The sadness and joys of Wisconsin cheese

John Oncken
Fresh curd about ready for the form or packaging.

Wisconsin produced 3.36 billion pounds of cheese last year thus assuring our state remains the nation’s  #1 cheese producing state, far ahead of number two California’s 2.4 billion pounds. 

The 3.36 billion pounds of cheese figures to be just over 25 percent of the 13 billion pounds of cheese produced in the US. And, as it has for many years, Wisconsin produces 100 percent of the nation’s limburger (The only factory in the nation that makes Limburger is Chalet Cheese Cooperative near Monroe.). 

Lots of cheese makers

The most recent Wisconsin Dairy Plant Directory lists 141 cheese factories – some of which are part of national organizations that process millions of pounds of milk daily, some process sheep or goat milk, some are very small startups and others are small co-ops or family-owned factories.

The empty parking lot at the closed Maple Leaf Co-op.

Maple Leaf still closed

You may remember last fall that the state lost a small, local cooperative cheese factory with the closing of Maple Leaf Cheese Co-op located in Twin Grove a few miles southeast of Monroe in Green County.

Note: This was a unique style of operation that included two parties: Maple Leaf Cheese Cooperative (the farmers) and Maple Leaf Cheesemakers, Inc. (who make and market the cheese).

MORE: Maple Leaf Cooperative files for Chapter 11 bankruptcy

The farmer-owned cooperative was notified by Maple Leaf Cheesemakers Inc. that they would no longer be making cheese at the Monroe facility beginning Nov. 20, 2020.

“They told us it wasn't economically viable for them to keep making cheese at our plant," Co-op Treasurer Bob Bade said. 

According to a statement released by Maple Leaf Cheesemakers Inc., "Dairy market volatility coupled with the coronavirus pandemic has forced them to make the tough decision to discontinue production of their award-winning cheese at the Monroe facility.” 

Bade noted that the cooperative had been in negotiations with Maple Leaf Cheesemakers for the past year in an attempt to fashion a better contract for the co-op.

No cheese has been made at Maple Leaf since last November and the factory is silent and vacant.

110 years old

The cooperative was established in 1910 by a group of farmers in order to establish a consistent market for their milk. 

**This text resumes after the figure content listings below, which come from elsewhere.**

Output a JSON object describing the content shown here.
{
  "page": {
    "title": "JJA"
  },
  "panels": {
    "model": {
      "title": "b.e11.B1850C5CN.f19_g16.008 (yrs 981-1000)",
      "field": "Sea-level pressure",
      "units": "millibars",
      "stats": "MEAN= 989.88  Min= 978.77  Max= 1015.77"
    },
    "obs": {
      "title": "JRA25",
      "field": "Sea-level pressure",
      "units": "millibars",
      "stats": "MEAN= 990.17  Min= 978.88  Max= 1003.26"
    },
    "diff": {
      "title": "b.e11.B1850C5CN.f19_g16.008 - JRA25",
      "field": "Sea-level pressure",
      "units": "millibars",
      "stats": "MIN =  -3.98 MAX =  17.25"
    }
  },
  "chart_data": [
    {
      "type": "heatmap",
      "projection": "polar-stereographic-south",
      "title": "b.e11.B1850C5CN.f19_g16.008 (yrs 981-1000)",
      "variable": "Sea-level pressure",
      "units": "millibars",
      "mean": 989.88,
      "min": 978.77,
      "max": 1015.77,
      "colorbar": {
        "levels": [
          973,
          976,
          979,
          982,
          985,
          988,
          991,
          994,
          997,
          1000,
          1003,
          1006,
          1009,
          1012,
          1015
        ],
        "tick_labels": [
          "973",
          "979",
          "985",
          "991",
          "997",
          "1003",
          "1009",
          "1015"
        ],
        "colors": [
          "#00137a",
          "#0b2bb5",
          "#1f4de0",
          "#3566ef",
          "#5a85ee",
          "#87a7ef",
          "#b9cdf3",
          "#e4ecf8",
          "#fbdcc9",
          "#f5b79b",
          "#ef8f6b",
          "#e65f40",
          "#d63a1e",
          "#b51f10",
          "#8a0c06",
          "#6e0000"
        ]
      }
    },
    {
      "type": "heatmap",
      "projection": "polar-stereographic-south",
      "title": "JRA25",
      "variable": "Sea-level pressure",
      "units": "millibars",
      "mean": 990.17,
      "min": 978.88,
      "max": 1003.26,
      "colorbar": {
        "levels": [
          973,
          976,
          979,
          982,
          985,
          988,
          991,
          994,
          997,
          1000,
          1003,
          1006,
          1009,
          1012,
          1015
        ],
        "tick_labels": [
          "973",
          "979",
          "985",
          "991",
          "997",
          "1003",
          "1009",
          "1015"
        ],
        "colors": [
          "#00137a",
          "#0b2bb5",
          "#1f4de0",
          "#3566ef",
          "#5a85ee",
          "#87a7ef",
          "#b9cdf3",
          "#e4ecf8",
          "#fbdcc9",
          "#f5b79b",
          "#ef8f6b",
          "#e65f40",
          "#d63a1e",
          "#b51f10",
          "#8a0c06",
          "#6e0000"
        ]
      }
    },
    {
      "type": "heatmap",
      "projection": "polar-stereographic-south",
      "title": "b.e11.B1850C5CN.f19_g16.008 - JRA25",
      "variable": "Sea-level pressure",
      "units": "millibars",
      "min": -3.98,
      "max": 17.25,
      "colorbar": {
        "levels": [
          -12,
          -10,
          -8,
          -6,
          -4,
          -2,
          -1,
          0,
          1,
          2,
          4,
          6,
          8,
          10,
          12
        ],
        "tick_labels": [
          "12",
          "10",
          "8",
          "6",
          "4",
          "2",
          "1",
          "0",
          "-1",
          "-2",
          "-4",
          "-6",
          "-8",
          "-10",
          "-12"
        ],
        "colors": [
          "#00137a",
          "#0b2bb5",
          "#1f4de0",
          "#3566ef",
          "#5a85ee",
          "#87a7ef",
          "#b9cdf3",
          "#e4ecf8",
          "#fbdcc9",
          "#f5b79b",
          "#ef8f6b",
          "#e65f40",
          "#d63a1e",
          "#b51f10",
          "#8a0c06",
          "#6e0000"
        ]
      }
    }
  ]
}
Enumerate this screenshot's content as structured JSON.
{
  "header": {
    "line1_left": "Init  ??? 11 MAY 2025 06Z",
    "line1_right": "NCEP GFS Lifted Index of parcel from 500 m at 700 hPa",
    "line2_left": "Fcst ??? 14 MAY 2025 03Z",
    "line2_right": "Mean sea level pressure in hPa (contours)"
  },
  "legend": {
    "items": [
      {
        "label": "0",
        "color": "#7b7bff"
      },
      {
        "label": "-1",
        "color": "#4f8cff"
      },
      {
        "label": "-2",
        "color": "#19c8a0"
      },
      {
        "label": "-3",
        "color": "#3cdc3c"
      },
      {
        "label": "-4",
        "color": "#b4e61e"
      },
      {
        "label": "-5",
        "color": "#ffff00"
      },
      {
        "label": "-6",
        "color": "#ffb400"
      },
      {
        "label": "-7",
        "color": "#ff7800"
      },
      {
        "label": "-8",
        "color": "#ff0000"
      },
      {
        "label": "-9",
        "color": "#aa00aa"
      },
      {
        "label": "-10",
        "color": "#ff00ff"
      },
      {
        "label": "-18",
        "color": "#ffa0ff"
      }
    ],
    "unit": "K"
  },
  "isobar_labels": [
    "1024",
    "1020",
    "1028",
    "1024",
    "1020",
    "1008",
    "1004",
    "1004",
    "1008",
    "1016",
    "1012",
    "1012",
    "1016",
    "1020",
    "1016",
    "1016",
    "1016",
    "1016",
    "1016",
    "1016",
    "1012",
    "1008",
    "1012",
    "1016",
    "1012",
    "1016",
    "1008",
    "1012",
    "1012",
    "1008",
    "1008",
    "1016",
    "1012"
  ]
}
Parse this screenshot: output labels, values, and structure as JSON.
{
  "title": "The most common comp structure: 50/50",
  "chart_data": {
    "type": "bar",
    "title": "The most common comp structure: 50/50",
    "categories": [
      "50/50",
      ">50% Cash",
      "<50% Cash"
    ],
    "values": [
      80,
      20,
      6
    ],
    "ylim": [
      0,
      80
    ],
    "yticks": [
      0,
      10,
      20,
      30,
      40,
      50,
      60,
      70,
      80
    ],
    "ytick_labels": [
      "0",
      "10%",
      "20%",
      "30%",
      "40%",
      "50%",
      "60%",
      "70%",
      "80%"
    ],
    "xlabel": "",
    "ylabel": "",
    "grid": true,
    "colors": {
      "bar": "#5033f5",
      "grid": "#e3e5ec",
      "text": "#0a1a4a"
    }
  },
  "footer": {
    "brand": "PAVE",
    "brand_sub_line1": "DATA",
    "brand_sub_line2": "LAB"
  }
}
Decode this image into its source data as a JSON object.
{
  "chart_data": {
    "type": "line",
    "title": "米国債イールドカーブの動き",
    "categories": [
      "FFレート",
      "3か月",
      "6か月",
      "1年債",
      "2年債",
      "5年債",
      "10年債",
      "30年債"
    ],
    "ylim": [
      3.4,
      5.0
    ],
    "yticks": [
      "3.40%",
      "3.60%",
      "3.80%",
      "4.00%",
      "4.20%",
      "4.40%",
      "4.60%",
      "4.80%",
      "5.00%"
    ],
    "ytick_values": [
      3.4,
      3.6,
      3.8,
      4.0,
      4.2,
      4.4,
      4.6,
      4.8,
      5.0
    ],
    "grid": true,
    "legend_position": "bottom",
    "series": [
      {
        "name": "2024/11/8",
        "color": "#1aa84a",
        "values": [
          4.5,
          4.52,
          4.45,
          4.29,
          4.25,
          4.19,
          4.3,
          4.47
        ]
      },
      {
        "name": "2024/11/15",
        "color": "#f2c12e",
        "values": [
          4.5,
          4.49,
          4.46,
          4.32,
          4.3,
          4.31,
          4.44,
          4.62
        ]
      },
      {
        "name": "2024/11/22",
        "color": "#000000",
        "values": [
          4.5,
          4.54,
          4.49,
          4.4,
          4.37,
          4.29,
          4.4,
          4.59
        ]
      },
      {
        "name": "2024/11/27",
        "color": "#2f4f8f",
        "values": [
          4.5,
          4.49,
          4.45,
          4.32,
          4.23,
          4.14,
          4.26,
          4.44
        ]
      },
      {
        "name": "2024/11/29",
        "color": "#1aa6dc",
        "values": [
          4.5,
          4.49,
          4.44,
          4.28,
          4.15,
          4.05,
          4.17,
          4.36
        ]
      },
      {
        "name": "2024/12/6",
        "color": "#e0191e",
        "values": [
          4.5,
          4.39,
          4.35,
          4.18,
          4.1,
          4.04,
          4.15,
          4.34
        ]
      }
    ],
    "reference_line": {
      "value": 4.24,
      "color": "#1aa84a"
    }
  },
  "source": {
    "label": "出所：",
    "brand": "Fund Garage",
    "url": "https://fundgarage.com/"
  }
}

According to the agreement formed in 1982 between the two entities, the cooperative owned the facility on Twin Grove Road and provided the milk and hired the Maple Leaf Cheesemakers group who owns most of the equipment and provides the labor, including the cheesemakers.

The plant ceased operation in November and has stood idle since with apparently some equipment being removed by the Cheesemaker group. The plant is now involved in the judicial system as a result of the Cooperative’s move  to bankruptcy last December and all is forlorn and silent on Twin Grove Road. 

Part of the cheese shop crew.

Meanwhile, not quiet at all

Meanwhile it was far from quiet at Decatur Swiss Cheese Cooperative, another small farmer-owned cheese factory just west of Brodhead, where I stopped on this travel day to buy some great cheese curds. The cheese store was crowded with people standing in line to buy cheese or a cone/dish of ice cream. 

Decatur Swiss Cheese Co-op dates back to 1942 when the farmers from a nearby cheese factory replaced their outdated and too-small factory with a new building and a new name. In 1960, another local cheese operation-closed, and most of the milk came to the Decatur Co-op. 

MORE: Gov. Evers visits Brodhead cheese plant, Janesville farm

Roy Stettler became the cheesemaker in 1973, and in 1982 his son, Steve Stettler, succeeded him as cheesemaker and co-op manager. 

Steve and Glennette “George” Stettler lease the building from the co-op, and Steve holds the cheesemaking license. They manufacture and market the cheese made from farmer-patron milk under the Decatur Dairy Inc. name. Thus the two entities bring milk from the cows, make it into a wide range of cheeses and sell it to stores that bring it to cheese lovers from Minnesota to the East Coast.

Master Cheesemaker Steve Stettler at Decatur Dairy.

A “Master”

Steve Stettler has been making cheese all his life, and he’s good at it, as the ribbons and trophies, including world championships covering one wall of his office attest. He is a “Master Cheesemaker” which puts him in a special class of cheesemakers; there are less than 60 Master Cheesemakers in Wisconsin.

There is a lot going on at this cheese factory as the milk from some 60 dairy farms is turned into cheese each day and the cheese store serves customers from near and far.

Eating cheese is happiness!

Don’t forget the curds

And don’t forget the cheese curds, those fresh, squeaky, habit-forming pieces of cheese the factory turns out in a dozen varieties. But be careful; they may be habit forming

When you have the urge to take a day off, head toward Decatur Dairy or another of the remaining small family run cheese factories scattered across the state; maybe take a tour, buy cheese and make new friends. 

Check the Dairy Farmers of Wisconsin website for places to visit. Take a trip, eat some cheese, enjoy.